In some ways, your mind is like a toddler. It demands to get what it wants. It won't tolerate you ignoring its tantrums. But it's likely that your mind's demands have led you to become overweight in a cluttered home. And if you don't change your relationship with your mind, you'll stay that way. Let's not let that happen.

The Science of Mindfulness

Historically, spirituality and science haven't always coexisted peacefully. But they do—in a way—in PubMed, the online database of medical studies. There you'll find that a central practice borrowed from an ancient religion has become a well-researched treatment for physical and emotional problems.

It's called mindfulness (or mindfulness meditation), and researchers have investigated its use in the full spectrum of ailments that can strike our bodies and minds. They've studied it for joint-replacement pain. For addiction. For sexual desire in women. Researchers have looked at the benefits of mindfulness for cancer patients, African American men with high blood pressure, and Marines about to be deployed. That's just a tiny taste of a few months' worth of mindfulness research.

Mindfulness has great potential. I believe it can help you reduce the burden of most—if not all—the problems that brought you to this book: a cluttered home, out-of-control weight, and mental distress.

Mindfulness has come a long way, both geographically and in social attitudes, to get to this place of acceptance by mainstream scientists.

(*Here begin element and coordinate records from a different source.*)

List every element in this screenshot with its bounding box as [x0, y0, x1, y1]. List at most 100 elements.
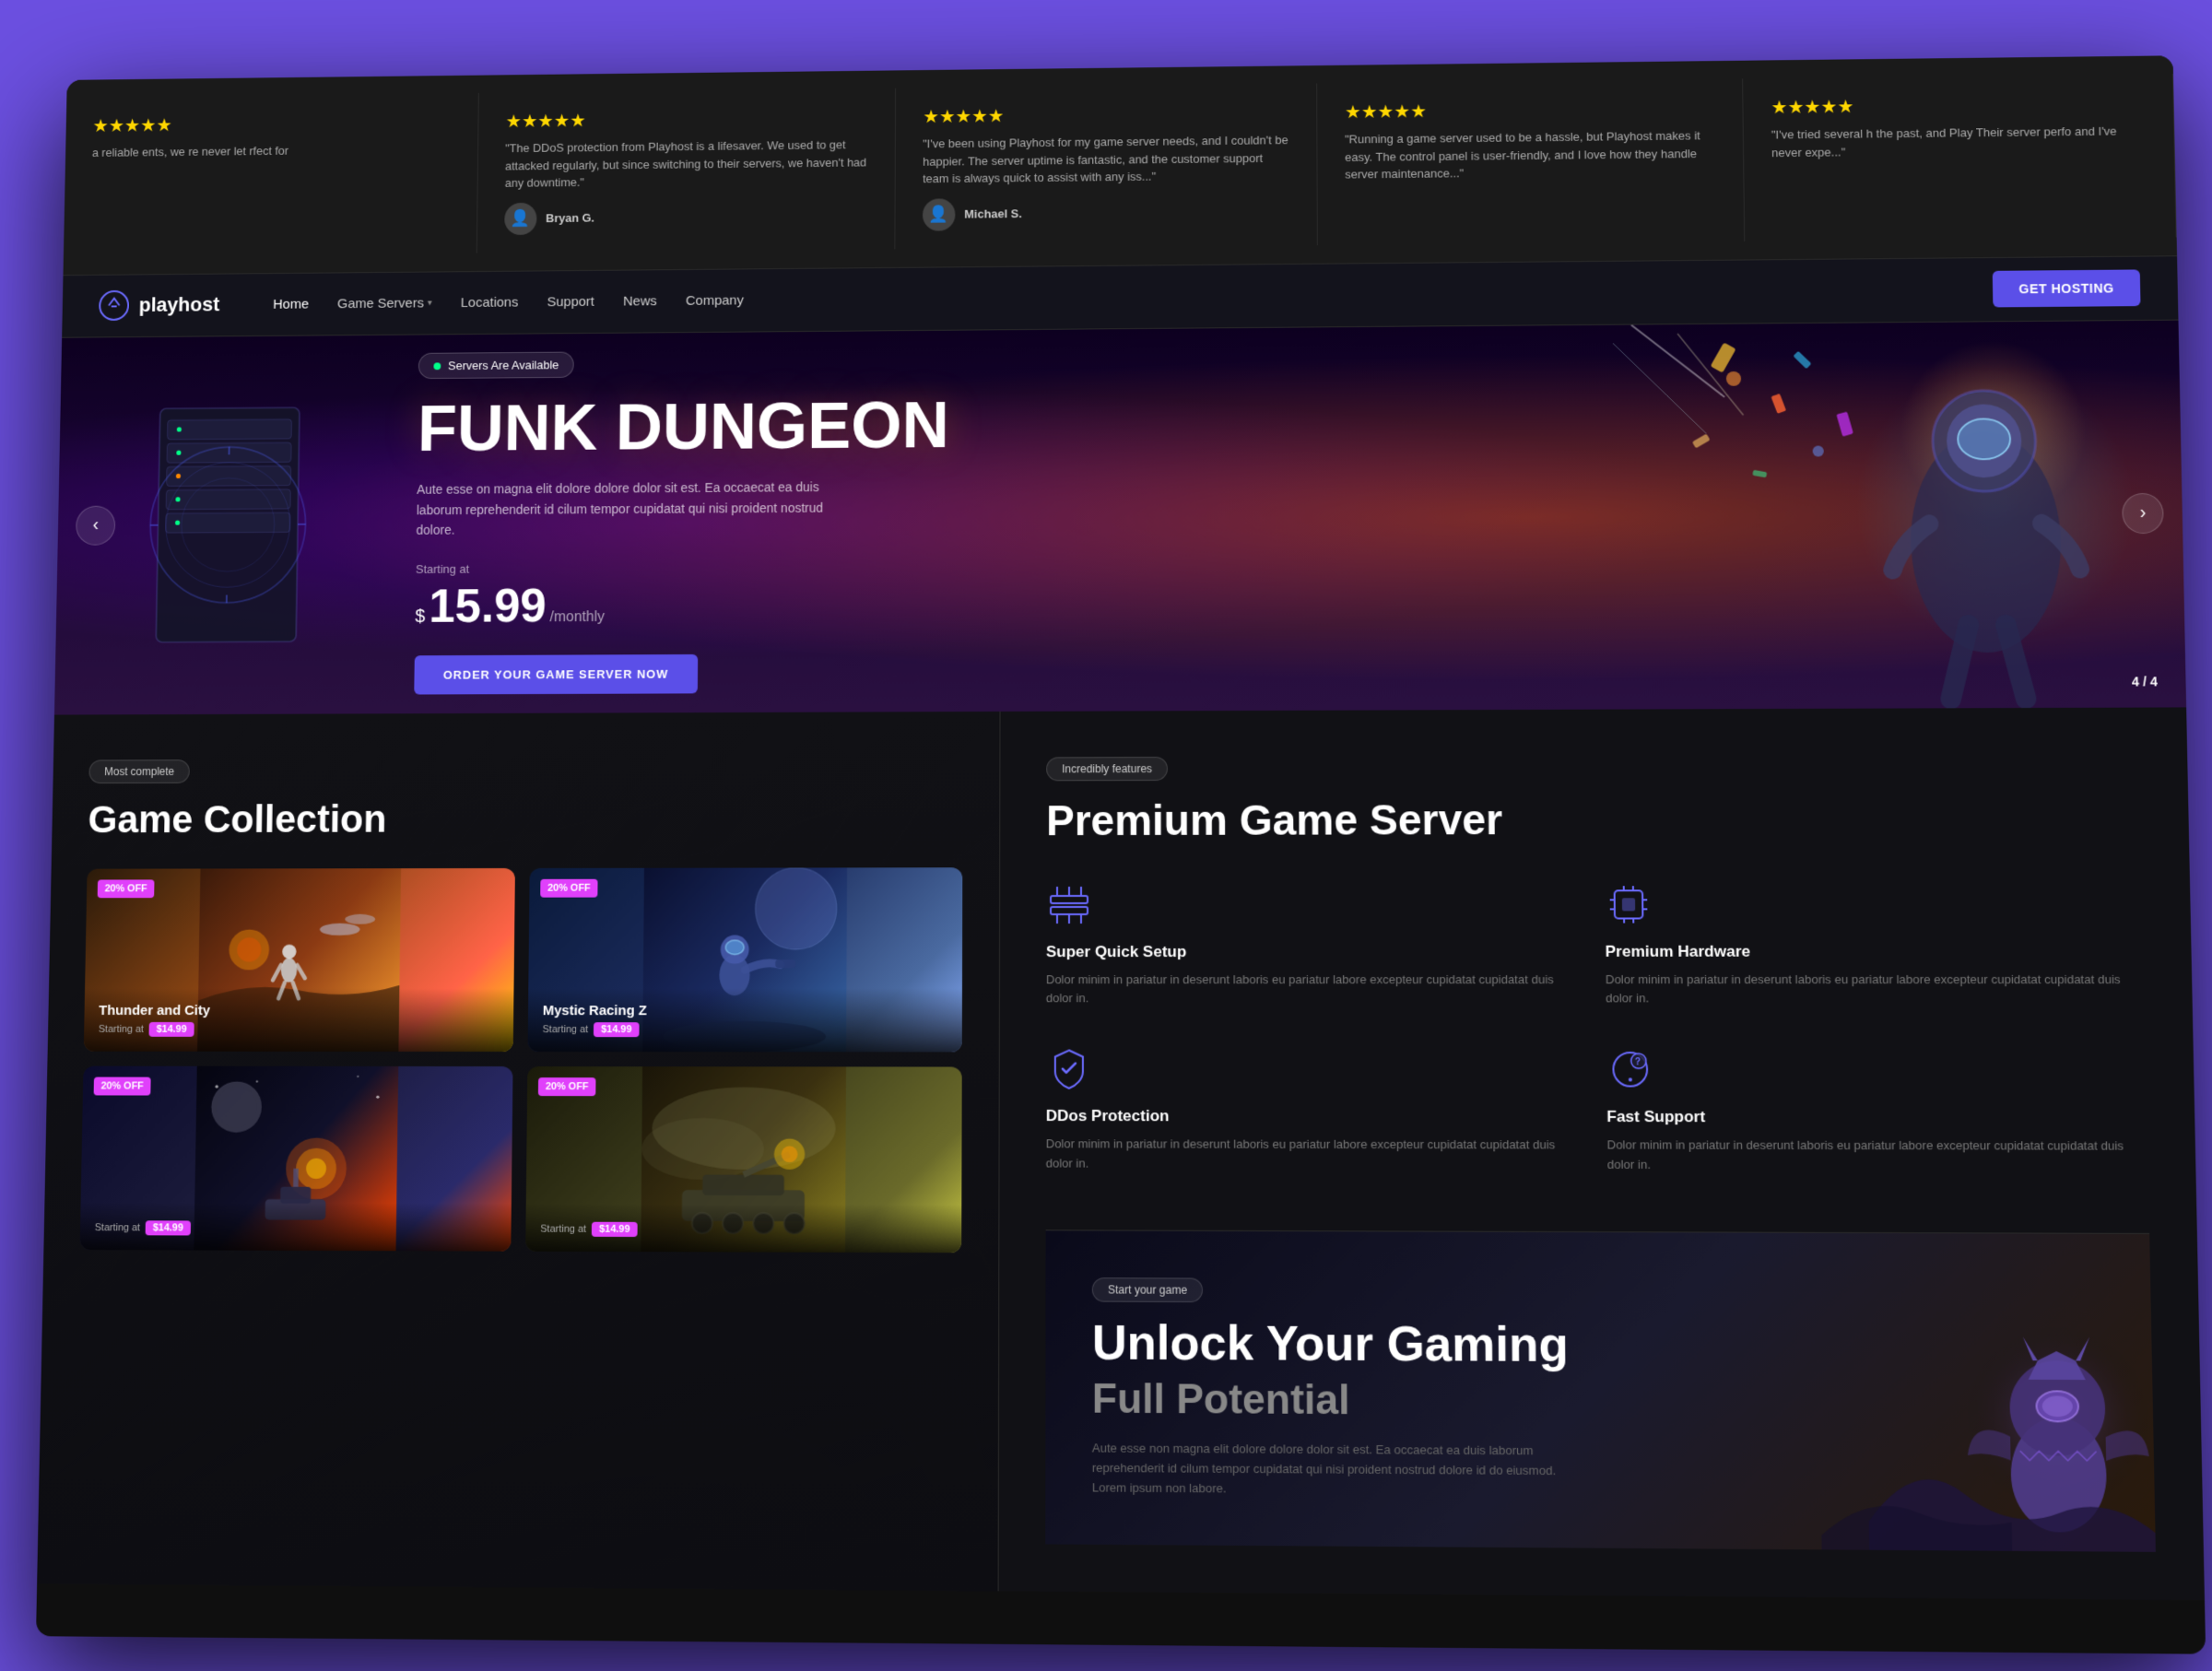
- review-card: ★★★★★ "I've been using Playhost for my g…: [895, 84, 1317, 249]
- game-card-thunder-city[interactable]: 20% OFF Thunder and City Starting at $14…: [84, 867, 515, 1051]
- game-price: $14.99: [146, 1220, 191, 1235]
- game-title: Thunder and City: [99, 1003, 499, 1018]
- review-card: ★★★★★ a reliable ents, we re never let r…: [64, 93, 479, 257]
- feature-desc: Dolor minim in pariatur in deserunt labo…: [1046, 1135, 1580, 1174]
- hardware-icon: [1605, 881, 1652, 927]
- main-content: Scroll to top Most complete Game Collect…: [37, 707, 2205, 1601]
- price-amount: 15.99: [429, 579, 547, 634]
- feature-title: Fast Support: [1606, 1108, 2147, 1127]
- feature-title: Premium Hardware: [1606, 942, 2145, 961]
- price-row: Starting at $14.99: [95, 1220, 497, 1236]
- game-collection: Scroll to top Most complete Game Collect…: [37, 711, 999, 1591]
- premium-badge: Incredibly features: [1046, 757, 1168, 781]
- starting-at: Starting at: [99, 1023, 144, 1034]
- starting-at: Starting at: [543, 1024, 589, 1035]
- server-status-badge: Servers Are Available: [418, 352, 574, 380]
- nav-link-game-servers[interactable]: Game Servers ▾: [337, 295, 432, 311]
- price-row: Starting at $14.99: [540, 1221, 947, 1237]
- review-text: "I've tried several h the past, and Play…: [1771, 122, 2147, 161]
- feature-setup: Super Quick Setup Dolor minim in pariatu…: [1046, 881, 1578, 1009]
- slide-counter: 4 / 4: [2132, 674, 2158, 688]
- review-text: "I've been using Playhost for my game se…: [923, 131, 1289, 187]
- star-rating: ★★★★★: [92, 112, 451, 137]
- price-period: /monthly: [549, 609, 605, 626]
- game-price: $14.99: [594, 1022, 639, 1037]
- order-button[interactable]: ORDER YOUR GAME SERVER NOW: [414, 654, 698, 695]
- discount-badge: 20% OFF: [538, 1077, 596, 1096]
- unlock-badge: Start your game: [1092, 1277, 1203, 1302]
- avatar: 👤: [504, 202, 536, 234]
- price-dollar: $: [415, 606, 425, 628]
- games-grid: 20% OFF Thunder and City Starting at $14…: [80, 867, 963, 1253]
- game-price: $14.99: [149, 1021, 194, 1036]
- review-card: ★★★★★ "I've tried several h the past, an…: [1743, 74, 2177, 241]
- logo-icon: [98, 289, 130, 322]
- reviewer-name: Michael S.: [964, 206, 1022, 220]
- unlock-title: Unlock Your Gaming Full Potential: [1092, 1316, 2106, 1430]
- status-dot: [433, 362, 441, 370]
- unlock-content: Start your game Unlock Your Gaming Full …: [1092, 1277, 2107, 1504]
- game-collection-title: Game Collection: [88, 795, 962, 841]
- game-card-mystic-racing[interactable]: 20% OFF Mystic Racing Z Starting at $14.…: [528, 867, 963, 1052]
- feature-support: ? Fast Support Dolor minim in pariatur i…: [1606, 1046, 2148, 1176]
- nav-link-locations[interactable]: Locations: [461, 294, 519, 310]
- setup-icon: [1046, 881, 1092, 927]
- feature-hardware: Premium Hardware Dolor minim in pariatur…: [1605, 880, 2145, 1009]
- total-slides: 4: [2150, 674, 2158, 688]
- review-text: "Running a game server used to be a hass…: [1345, 126, 1715, 182]
- hero-content: Servers Are Available FUNK DUNGEON Aute …: [341, 320, 1022, 714]
- avatar: 👤: [923, 198, 956, 230]
- price-section: Starting at $ 15.99 /monthly: [415, 559, 948, 634]
- review-card: ★★★★★ "The DDoS protection from Playhost…: [477, 88, 896, 253]
- review-text: "The DDoS protection from Playhost is a …: [505, 135, 868, 192]
- game-card-info: Thunder and City Starting at $14.99: [84, 988, 514, 1052]
- reviewer-name: Bryan G.: [546, 211, 594, 225]
- logo[interactable]: playhost: [98, 288, 219, 322]
- main-wrapper: ★★★★★ a reliable ents, we re never let r…: [36, 55, 2206, 1653]
- discount-badge: 20% OFF: [98, 879, 155, 898]
- premium-section: Incredibly features Premium Game Server: [998, 707, 2205, 1601]
- starting-at: Starting at: [95, 1222, 140, 1233]
- star-rating: ★★★★★: [923, 101, 1288, 128]
- game-card-info: Mystic Racing Z Starting at $14.99: [528, 988, 962, 1052]
- price-row: Starting at $14.99: [543, 1022, 947, 1037]
- star-rating: ★★★★★: [1345, 97, 1715, 124]
- unlock-section: Start your game Unlock Your Gaming Full …: [1045, 1230, 2156, 1552]
- reviewer: 👤 Michael S.: [923, 194, 1289, 230]
- game-card-4[interactable]: 20% OFF Starting at $14.99: [525, 1066, 962, 1253]
- logo-text: playhost: [139, 293, 220, 317]
- price-display: $ 15.99 /monthly: [415, 576, 948, 633]
- hero-description: Aute esse on magna elit dolore dolore do…: [416, 477, 851, 541]
- hero-next-button[interactable]: ›: [2122, 492, 2164, 533]
- star-rating: ★★★★★: [1771, 92, 2145, 119]
- starting-at-label: Starting at: [416, 559, 948, 576]
- starting-at: Starting at: [540, 1223, 586, 1234]
- review-card: ★★★★★ "Running a game server used to be …: [1317, 78, 1745, 244]
- feature-title: Super Quick Setup: [1046, 942, 1577, 960]
- premium-title: Premium Game Server: [1046, 793, 2142, 845]
- star-rating: ★★★★★: [505, 106, 867, 132]
- review-text: a reliable ents, we re never let rfect f…: [92, 140, 451, 161]
- reviewer: 👤 Bryan G.: [504, 199, 867, 235]
- hero-graphic: [1000, 320, 2187, 711]
- feature-ddos: DDos Protection Dolor minim in pariatur …: [1046, 1046, 1580, 1175]
- nav-link-news[interactable]: News: [623, 293, 657, 309]
- feature-desc: Dolor minim in pariatur in deserunt labo…: [1607, 1136, 2148, 1176]
- nav-link-support[interactable]: Support: [547, 294, 594, 310]
- feature-desc: Dolor minim in pariatur in deserunt labo…: [1606, 970, 2146, 1008]
- hero-title: FUNK DUNGEON: [418, 394, 949, 462]
- nav-links: Home Game Servers ▾ Locations Support Ne…: [273, 281, 1993, 312]
- feature-desc: Dolor minim in pariatur in deserunt labo…: [1046, 971, 1578, 1009]
- game-card-3[interactable]: 20% OFF Starting at $14.99: [80, 1065, 513, 1251]
- features-grid: Super Quick Setup Dolor minim in pariatu…: [1046, 880, 2148, 1176]
- price-row: Starting at $14.99: [99, 1021, 500, 1036]
- current-slide: 4: [2132, 674, 2139, 688]
- nav-link-company[interactable]: Company: [686, 292, 744, 308]
- nav-cta-button[interactable]: GET HOSTING: [1993, 269, 2141, 307]
- game-collection-badge: Most complete: [88, 759, 190, 783]
- nav-link-home[interactable]: Home: [273, 296, 309, 312]
- game-price: $14.99: [592, 1221, 638, 1236]
- hero-section: Servers Are Available FUNK DUNGEON Aute …: [54, 320, 2186, 714]
- discount-badge: 20% OFF: [540, 878, 597, 897]
- shield-icon: [1046, 1046, 1092, 1092]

Over the last half of the 1900s, Buddhism—which previously occupied a toehold in American culture—gained more of a foothold. Turmoil in Asia brought refugees and their practices to the United States, along with returning GIs who had become interested in the beliefs they encountered overseas. By the early 1980s, American psychologists and physicians were inquiring whether mindfulness meditation, a practice that lies at the core of Buddhism, had any health benefits.